は?日本に入ってきたときの状況。山川菊栄との関係は?戦後日本の国際女性デー。山川菊栄は占領下に何があったの?国連が女性デーを決めたのを何故誰も知らないのか?その女性デーがなぜ3月8日になるのか?世界中に広まったわけは?

 これについては,いろいろのことがいわれていますが,メインテーマとの関連で,国際女性デーを遡って,私は,関連する国を旅するごとに,謎解きに挑戦していました。ドイツ(東・西:1978年,1980年,1981年,1983年,1985年,1987年),スイス(1985,1999),ソ連(1989),USA( 1985年,1986年,1987年,1997年),フランス(2000)などを歩き,それぞれ興味ある発見がありました。それをまとめたのがこの本です。

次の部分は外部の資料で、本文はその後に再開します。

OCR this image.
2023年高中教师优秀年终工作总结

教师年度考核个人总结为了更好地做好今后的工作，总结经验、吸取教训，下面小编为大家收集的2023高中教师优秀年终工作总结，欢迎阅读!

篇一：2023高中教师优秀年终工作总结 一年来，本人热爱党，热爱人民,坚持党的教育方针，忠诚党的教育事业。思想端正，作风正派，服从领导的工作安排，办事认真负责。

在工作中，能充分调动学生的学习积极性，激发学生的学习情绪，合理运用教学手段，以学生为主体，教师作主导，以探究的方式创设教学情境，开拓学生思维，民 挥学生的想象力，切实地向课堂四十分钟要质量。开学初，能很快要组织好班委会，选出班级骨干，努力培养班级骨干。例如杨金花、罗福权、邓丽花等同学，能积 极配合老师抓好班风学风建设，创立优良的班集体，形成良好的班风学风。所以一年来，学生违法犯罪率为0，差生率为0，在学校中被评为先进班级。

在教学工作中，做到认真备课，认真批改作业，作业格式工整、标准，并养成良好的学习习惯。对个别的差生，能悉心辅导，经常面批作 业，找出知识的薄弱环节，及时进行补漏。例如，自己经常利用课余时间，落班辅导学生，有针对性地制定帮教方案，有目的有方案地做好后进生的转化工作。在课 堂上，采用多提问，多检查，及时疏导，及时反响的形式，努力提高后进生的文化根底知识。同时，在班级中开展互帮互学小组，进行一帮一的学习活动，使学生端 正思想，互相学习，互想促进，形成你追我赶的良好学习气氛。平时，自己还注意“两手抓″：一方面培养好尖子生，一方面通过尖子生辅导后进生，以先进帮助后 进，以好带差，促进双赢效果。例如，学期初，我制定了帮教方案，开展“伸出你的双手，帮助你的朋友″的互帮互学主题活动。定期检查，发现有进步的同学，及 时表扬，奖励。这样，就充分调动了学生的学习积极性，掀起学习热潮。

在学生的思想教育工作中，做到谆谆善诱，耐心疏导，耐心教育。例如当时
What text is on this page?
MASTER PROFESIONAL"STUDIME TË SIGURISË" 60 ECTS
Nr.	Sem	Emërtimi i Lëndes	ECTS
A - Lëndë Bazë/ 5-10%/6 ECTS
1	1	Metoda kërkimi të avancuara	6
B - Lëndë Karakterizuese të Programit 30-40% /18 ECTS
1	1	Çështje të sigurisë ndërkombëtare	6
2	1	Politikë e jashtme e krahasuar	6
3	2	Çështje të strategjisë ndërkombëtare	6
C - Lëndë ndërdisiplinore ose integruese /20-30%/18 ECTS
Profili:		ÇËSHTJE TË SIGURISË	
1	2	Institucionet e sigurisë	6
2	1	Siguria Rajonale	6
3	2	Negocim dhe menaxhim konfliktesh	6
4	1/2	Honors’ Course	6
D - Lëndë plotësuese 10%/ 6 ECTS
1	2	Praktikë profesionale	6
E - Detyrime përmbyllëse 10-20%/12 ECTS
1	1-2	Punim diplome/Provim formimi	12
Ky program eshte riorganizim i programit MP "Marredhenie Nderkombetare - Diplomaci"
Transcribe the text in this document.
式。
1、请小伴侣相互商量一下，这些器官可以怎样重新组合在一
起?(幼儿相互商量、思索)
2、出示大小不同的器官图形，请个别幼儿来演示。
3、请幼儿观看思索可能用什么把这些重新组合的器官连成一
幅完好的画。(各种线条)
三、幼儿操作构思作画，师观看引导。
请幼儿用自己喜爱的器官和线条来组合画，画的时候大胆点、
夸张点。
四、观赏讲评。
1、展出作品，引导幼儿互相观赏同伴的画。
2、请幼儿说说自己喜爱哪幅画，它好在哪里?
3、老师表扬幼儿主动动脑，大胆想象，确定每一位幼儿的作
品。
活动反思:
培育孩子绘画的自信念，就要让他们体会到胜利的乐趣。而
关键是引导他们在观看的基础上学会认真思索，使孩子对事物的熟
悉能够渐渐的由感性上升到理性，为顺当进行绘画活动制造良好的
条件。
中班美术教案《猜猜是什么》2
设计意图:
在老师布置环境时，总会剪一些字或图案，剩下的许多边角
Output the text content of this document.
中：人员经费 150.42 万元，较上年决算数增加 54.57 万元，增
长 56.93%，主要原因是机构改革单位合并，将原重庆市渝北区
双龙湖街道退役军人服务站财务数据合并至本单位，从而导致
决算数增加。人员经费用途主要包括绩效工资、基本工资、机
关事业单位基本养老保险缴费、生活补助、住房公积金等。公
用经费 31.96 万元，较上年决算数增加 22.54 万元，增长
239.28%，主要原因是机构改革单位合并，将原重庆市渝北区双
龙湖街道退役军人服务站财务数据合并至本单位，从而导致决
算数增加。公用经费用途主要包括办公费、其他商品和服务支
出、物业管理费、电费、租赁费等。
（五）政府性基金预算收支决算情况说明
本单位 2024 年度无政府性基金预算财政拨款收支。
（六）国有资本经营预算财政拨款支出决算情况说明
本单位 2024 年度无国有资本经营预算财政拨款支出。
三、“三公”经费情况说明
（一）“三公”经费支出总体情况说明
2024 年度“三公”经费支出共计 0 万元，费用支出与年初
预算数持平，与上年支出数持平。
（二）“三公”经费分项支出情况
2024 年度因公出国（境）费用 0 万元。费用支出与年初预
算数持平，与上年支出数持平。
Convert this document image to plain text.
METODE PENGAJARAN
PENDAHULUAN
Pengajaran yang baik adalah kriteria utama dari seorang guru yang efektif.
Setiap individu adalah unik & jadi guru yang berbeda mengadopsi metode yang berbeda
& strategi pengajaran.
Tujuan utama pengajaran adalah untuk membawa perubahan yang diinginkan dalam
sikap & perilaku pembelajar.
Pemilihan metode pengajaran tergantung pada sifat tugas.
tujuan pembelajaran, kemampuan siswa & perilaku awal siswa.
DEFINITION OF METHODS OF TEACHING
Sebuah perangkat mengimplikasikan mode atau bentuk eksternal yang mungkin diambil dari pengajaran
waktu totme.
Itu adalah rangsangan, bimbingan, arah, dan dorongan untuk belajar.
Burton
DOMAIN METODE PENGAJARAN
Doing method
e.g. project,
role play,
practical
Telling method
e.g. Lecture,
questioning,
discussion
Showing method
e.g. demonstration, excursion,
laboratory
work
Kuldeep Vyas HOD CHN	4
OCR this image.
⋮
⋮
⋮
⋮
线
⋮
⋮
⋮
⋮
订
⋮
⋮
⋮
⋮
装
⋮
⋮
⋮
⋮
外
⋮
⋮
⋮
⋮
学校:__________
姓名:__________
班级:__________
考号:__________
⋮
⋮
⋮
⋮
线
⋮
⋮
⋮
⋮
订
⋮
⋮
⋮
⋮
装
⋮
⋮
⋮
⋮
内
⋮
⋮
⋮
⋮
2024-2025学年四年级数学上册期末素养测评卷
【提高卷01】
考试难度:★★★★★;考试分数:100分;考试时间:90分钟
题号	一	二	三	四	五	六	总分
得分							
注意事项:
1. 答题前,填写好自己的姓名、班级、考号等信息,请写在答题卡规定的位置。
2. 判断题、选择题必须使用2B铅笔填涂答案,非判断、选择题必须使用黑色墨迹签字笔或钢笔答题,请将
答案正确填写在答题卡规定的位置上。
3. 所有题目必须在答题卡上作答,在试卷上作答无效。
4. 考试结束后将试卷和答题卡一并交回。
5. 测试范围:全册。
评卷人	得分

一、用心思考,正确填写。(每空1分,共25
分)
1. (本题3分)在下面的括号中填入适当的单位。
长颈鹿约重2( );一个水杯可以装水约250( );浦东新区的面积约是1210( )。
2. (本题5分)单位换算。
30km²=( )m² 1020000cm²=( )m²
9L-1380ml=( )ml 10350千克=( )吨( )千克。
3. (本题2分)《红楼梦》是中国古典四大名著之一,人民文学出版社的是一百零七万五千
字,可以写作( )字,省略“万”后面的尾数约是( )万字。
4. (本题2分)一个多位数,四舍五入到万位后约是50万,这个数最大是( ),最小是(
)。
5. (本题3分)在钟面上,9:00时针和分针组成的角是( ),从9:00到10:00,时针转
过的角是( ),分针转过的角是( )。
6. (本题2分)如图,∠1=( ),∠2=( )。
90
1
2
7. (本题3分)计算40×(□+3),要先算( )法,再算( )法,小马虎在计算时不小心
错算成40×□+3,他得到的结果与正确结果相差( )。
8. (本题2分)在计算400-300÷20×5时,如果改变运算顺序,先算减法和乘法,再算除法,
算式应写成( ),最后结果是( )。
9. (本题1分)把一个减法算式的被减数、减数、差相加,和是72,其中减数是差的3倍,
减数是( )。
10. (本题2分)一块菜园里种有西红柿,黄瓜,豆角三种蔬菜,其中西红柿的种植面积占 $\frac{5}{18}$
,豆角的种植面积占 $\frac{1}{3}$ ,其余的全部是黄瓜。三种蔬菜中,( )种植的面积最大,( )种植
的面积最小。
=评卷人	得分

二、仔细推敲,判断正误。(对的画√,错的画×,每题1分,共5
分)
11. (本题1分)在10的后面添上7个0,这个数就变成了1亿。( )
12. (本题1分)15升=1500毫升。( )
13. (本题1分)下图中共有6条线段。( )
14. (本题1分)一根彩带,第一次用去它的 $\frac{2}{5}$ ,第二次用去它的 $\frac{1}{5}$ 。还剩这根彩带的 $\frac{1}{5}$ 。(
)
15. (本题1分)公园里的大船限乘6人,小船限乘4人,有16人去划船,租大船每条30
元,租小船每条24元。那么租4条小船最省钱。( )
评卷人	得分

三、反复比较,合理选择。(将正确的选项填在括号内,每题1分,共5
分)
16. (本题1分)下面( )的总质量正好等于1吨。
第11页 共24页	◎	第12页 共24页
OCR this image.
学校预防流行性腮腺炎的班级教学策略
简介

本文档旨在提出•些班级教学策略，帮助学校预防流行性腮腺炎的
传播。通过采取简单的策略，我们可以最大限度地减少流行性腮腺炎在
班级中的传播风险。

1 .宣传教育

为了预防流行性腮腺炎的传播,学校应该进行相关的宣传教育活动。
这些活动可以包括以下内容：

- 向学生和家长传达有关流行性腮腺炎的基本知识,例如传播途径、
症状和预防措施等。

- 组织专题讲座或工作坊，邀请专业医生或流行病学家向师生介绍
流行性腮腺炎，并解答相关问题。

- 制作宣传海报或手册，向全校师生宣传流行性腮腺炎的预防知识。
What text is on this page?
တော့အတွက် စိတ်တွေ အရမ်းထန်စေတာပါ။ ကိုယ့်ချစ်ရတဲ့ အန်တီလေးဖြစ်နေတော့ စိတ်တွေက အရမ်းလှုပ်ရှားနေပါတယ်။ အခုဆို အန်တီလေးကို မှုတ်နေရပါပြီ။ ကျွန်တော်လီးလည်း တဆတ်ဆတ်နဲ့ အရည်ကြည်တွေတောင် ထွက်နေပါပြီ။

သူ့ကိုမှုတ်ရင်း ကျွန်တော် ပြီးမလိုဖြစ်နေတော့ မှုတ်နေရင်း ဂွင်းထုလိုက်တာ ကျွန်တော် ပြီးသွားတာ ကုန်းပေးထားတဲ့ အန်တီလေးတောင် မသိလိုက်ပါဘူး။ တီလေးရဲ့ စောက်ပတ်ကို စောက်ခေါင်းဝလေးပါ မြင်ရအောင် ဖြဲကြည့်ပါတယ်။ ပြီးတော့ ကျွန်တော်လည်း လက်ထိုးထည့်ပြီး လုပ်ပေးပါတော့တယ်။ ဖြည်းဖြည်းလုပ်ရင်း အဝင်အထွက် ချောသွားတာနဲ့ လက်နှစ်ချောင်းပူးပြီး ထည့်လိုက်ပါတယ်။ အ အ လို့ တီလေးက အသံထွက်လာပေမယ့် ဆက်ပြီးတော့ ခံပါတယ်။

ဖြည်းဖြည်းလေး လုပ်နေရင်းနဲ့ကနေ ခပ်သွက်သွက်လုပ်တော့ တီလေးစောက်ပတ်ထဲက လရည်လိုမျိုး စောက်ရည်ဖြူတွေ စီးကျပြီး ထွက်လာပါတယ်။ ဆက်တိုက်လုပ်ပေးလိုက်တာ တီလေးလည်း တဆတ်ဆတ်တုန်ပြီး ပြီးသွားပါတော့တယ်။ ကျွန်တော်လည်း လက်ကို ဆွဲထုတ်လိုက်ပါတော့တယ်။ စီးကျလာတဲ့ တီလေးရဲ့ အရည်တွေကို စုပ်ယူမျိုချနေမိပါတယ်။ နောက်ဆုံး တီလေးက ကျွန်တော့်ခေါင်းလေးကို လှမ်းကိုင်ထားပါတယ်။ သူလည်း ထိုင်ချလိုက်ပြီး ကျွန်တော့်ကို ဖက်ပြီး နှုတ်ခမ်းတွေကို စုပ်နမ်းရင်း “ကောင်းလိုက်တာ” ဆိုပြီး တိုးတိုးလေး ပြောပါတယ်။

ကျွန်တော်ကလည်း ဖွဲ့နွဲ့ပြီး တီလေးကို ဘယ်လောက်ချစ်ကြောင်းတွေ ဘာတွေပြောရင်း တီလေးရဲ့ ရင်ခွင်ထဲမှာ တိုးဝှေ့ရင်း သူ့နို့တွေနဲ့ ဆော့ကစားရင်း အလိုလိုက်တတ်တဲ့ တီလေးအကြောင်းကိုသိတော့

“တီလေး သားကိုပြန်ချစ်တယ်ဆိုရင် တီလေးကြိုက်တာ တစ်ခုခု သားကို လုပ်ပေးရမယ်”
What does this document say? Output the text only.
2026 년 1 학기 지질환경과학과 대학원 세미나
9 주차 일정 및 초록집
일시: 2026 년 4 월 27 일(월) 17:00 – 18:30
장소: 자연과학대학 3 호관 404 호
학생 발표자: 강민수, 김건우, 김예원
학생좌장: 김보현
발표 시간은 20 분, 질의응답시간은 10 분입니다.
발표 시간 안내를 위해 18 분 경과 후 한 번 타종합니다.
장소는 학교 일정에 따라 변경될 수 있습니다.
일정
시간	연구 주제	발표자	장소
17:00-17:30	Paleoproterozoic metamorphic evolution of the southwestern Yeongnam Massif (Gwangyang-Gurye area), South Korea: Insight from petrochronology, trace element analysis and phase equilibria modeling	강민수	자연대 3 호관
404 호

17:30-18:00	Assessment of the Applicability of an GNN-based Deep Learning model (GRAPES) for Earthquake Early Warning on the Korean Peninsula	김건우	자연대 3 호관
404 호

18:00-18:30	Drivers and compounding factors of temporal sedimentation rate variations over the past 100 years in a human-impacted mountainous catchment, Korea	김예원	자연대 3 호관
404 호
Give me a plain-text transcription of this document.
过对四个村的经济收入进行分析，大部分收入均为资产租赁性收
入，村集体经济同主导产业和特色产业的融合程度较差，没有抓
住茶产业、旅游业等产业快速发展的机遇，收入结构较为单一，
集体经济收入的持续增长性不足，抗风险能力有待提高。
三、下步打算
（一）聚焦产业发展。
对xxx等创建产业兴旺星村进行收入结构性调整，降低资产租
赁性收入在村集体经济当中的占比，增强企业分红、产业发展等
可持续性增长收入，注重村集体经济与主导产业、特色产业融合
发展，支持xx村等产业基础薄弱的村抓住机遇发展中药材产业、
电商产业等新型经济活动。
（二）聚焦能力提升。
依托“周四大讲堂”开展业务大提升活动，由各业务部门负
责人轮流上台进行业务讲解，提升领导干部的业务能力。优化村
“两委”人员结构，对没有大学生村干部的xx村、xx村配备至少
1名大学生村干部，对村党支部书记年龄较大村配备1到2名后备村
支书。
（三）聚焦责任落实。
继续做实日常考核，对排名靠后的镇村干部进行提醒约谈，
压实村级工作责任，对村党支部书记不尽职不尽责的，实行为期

 本の題ですが,大河とはどの河をイメージしたかというと,2002年元旦,私はインドでガンジス河に舟をうかべ,国際女性デーはガンジス川のようだと思いました。歴史的にもイデオロギー的にも何もかも飲み込んでいく女性デーがこの河のイメージにぴったりだったからです。それなのに本文には,私は迂闊にも「インダス河のようだ」と書いてしまい,校正でも気が付きませんでした。すっかり滅入っていたとき,この本をお送りした,私の学位論文の副査だった先生から「河はモルダウ,スメタナの音楽のような本だ」というメールが届いたときは、なぜかとてもさわやかな気持ちになれました。

一つのテーマに,ある問題意識をもってとりくんでいると,思わぬ気づき,繋がりの発見が続々でてきます。そのこともとても面白いもので研究の妙味です。これは,院生の多くの皆さんが経験することであり,その喜びを満面に表すのを見る時,私は,学位論文の完成の近いことを予感します。私は,どうしても世に著したい本がまだ何冊かあり,その1冊が多くの方の共同作業で,昭和女子大学女性文化研究叢書第4集『ベーベルの女性論再考』として御茶の水書房から2004年3月出版されたことも嬉しいです。